Horbury Viaduct is 333 yard long, 26 ft wide, and has 17 arches. The viaduct is lower than at Crigglestone as it only reaches a maximum height of 50 ft, and each span is 45 ft across. Crigglestone Viaduct spans the Hallam Line and the A645 road, and used to also run over old colliery workings, and the west to south Horbury curve railway line which closed in 1991. Crigglestone has 21 arches, spanning 1,270 ft and is over 25 m high. From west to east, the first 16 arches are 50 ft across, the next two are 64 ft, and the final three are 57 ft across.
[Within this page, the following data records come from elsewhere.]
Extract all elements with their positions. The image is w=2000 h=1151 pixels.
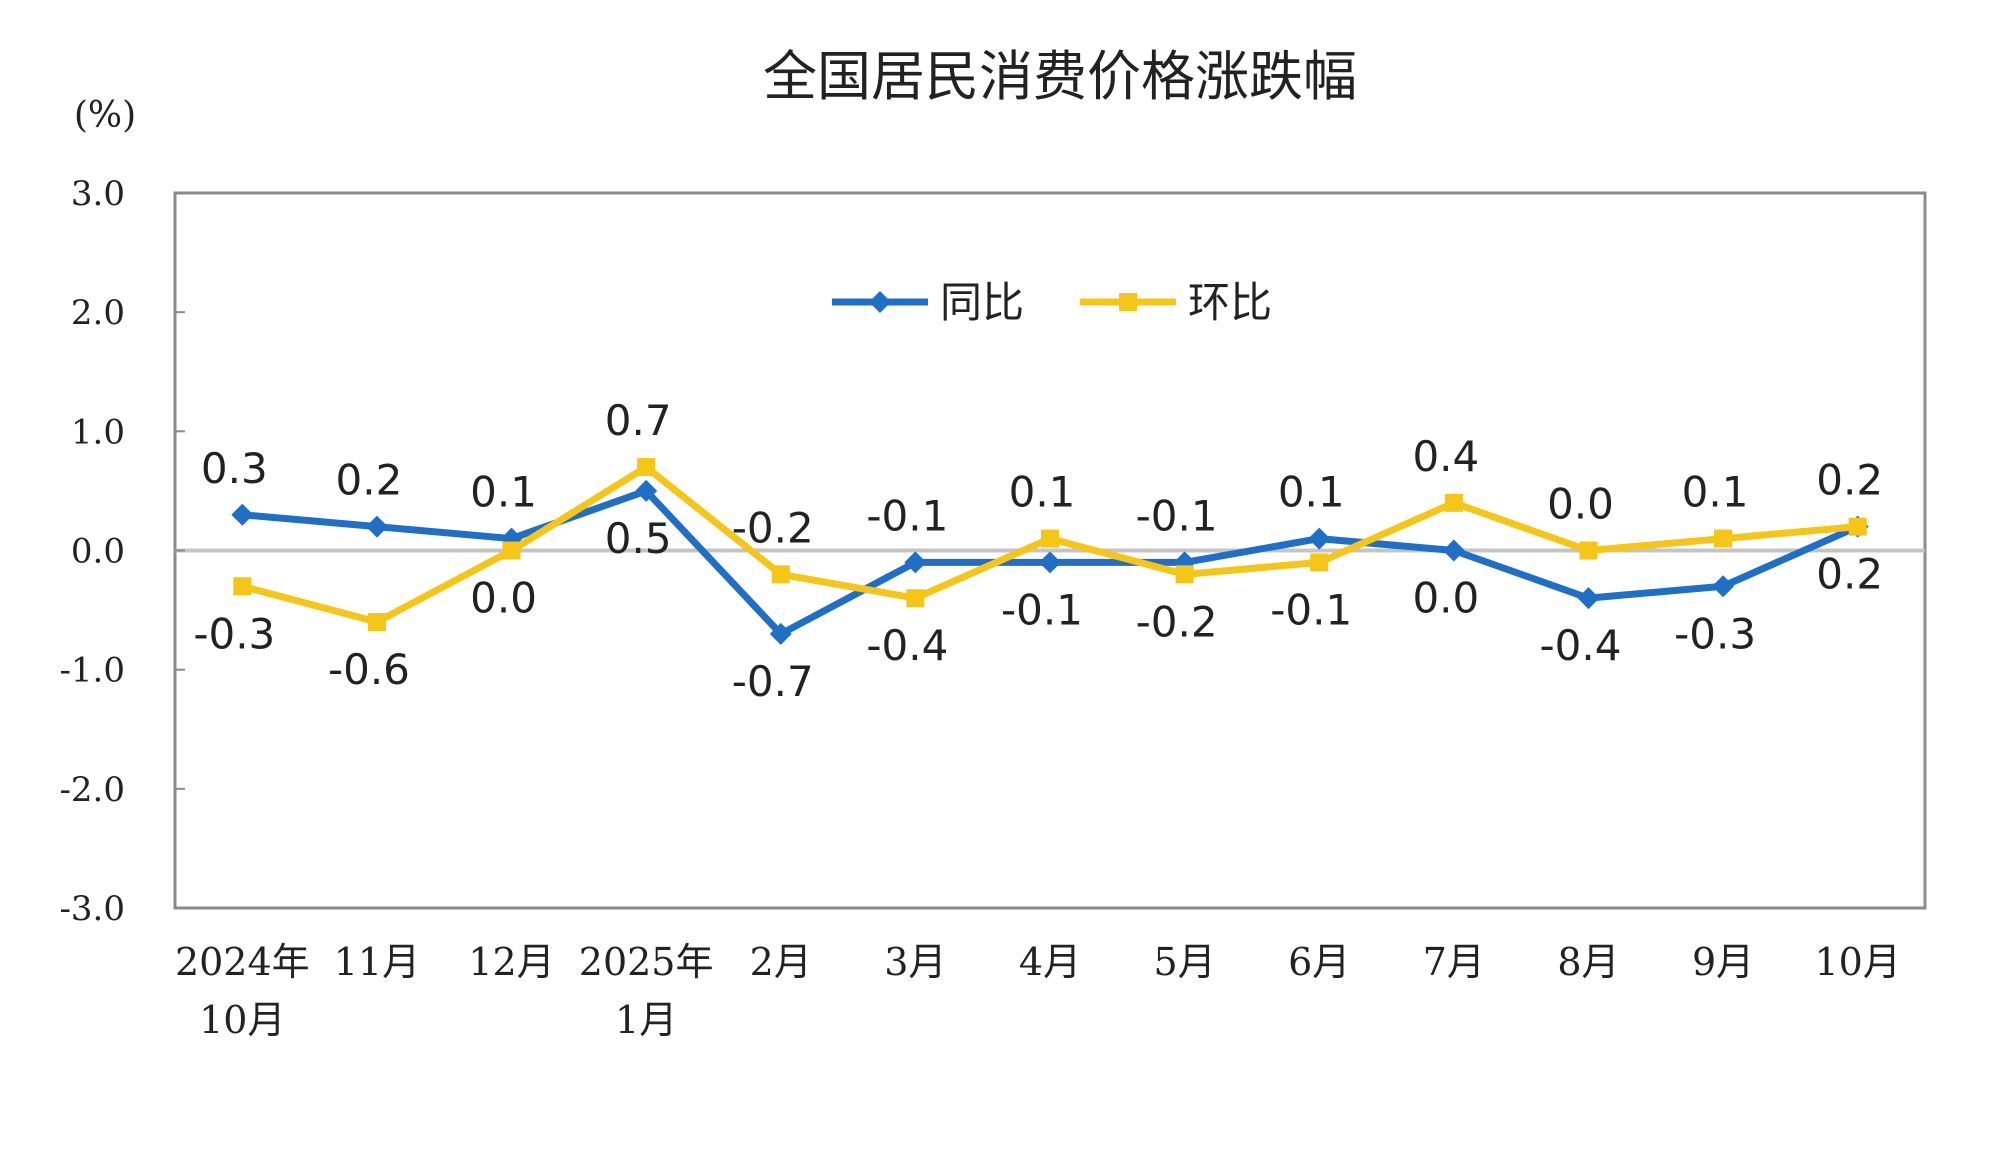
- y-tick-label: -1.0: [59, 651, 125, 691]
- x-tick-label: 5月: [1154, 940, 1216, 984]
- mom-data-label: 0.1: [1009, 468, 1076, 517]
- y-unit-label: (%): [74, 95, 136, 136]
- mom-point: [906, 589, 925, 608]
- legend-label: 环比: [1188, 278, 1272, 327]
- yoy-point: [769, 622, 792, 645]
- y-tick-label: 1.0: [71, 412, 125, 452]
- mom-point: [367, 613, 386, 631]
- mom-data-label: -0.3: [193, 609, 275, 658]
- x-tick-label: 3月: [884, 940, 946, 984]
- mom-point: [502, 541, 521, 560]
- mom-data-label: 0.4: [1412, 432, 1479, 481]
- yoy-point: [1039, 551, 1061, 574]
- yoy-data-label: 0.3: [201, 444, 268, 493]
- mom-point: [1848, 517, 1867, 536]
- mom-data-label: 0.7: [605, 396, 672, 445]
- mom-data-label: 0.0: [1547, 480, 1614, 529]
- mom-point: [1175, 565, 1194, 584]
- yoy-data-label: -0.1: [866, 491, 948, 540]
- yoy-point: [1442, 539, 1465, 562]
- y-tick-label: 2.0: [71, 293, 125, 333]
- mom-data-label: 0.0: [470, 574, 537, 623]
- yoy-data-label: 0.5: [605, 514, 672, 563]
- mom-data-label: -0.4: [866, 621, 948, 670]
- yoy-data-label: 0.1: [470, 468, 537, 517]
- y-tick-label: -2.0: [59, 770, 125, 810]
- yoy-point: [1712, 575, 1735, 598]
- yoy-data-label: -0.3: [1674, 609, 1756, 658]
- yoy-point: [365, 515, 388, 538]
- yoy-point: [635, 479, 658, 502]
- x-tick-label: 6月: [1288, 940, 1350, 984]
- x-tick-label: 11月: [334, 940, 420, 984]
- yoy-data-label: -0.1: [1001, 585, 1083, 634]
- y-tick-label: -3.0: [59, 889, 125, 929]
- legend-marker: [1119, 293, 1137, 311]
- yoy-data-label: -0.7: [732, 657, 814, 706]
- x-tick-label: 10月: [1815, 940, 1901, 984]
- x-tick-label: 7月: [1423, 940, 1485, 984]
- mom-data-label: -0.2: [1136, 597, 1218, 646]
- x-tick-label: 4月: [1019, 940, 1081, 984]
- mom-data-label: -0.2: [732, 503, 814, 552]
- legend-marker: [869, 291, 891, 313]
- mom-point: [1310, 553, 1329, 572]
- yoy-data-label: 0.2: [336, 456, 403, 505]
- x-tick-label: 12月: [468, 940, 554, 984]
- mom-point: [1579, 541, 1598, 560]
- yoy-data-label: 0.2: [1816, 456, 1883, 505]
- x-tick-label: 9月: [1692, 940, 1754, 984]
- legend-label: 同比: [940, 278, 1024, 327]
- x-tick-label: 2025年 1月: [579, 940, 714, 1042]
- yoy-data-label: 0.0: [1412, 574, 1479, 623]
- mom-point: [233, 577, 252, 596]
- x-tick-label: 2024年 10月: [175, 940, 310, 1042]
- yoy-point: [1308, 527, 1331, 550]
- mom-point: [771, 565, 790, 584]
- y-tick-label: 3.0: [71, 174, 125, 214]
- y-tick-label: 0.0: [71, 532, 125, 572]
- x-tick-label: 2月: [750, 940, 812, 984]
- x-tick-label: 8月: [1557, 940, 1619, 984]
- yoy-point: [1577, 587, 1600, 610]
- mom-point: [1444, 493, 1463, 512]
- mom-point: [1041, 529, 1059, 548]
- mom-data-label: 0.1: [1682, 468, 1749, 517]
- yoy-data-label: -0.1: [1136, 491, 1218, 540]
- yoy-point: [904, 551, 927, 574]
- mom-point: [1714, 529, 1733, 548]
- yoy-data-label: -0.4: [1539, 621, 1621, 670]
- mom-point: [637, 458, 656, 477]
- mom-data-label: -0.1: [1270, 585, 1352, 634]
- mom-data-label: 0.2: [1816, 550, 1883, 599]
- mom-data-label: -0.6: [328, 645, 410, 694]
- yoy-data-label: 0.1: [1278, 468, 1345, 517]
- chart-title: 全国居民消费价格涨跌幅: [763, 45, 1357, 108]
- yoy-point: [231, 503, 254, 526]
Crigglestone straddled the coal workings for British Oak and Flockton collieries, the Horbury Curve (also known as the Crigglestone Curve) - a railway line connecting Horbury to the line going south from Wakefield to Barnsley, the A645, and finally, the Wakefield to Barnsley Line itself. Both Horbury and Crigglestone viaducts are built of blue brick, and designed by J. A. McDonald. In 2023, Crigglestone was renovated with repointed brickwork, vegetation cut back, and new bat boxes and bat tubes installed after it was found that pipistrelle bats were living within its structure.

Bradley Viaduct is 255 yards long, 90 ft high, and has 15 arches. Bradley Viaduct now forms part of the Calder Valley Greenway, and the section of the greenway between the viaduct and Mirfield, is on the former railway trackbed.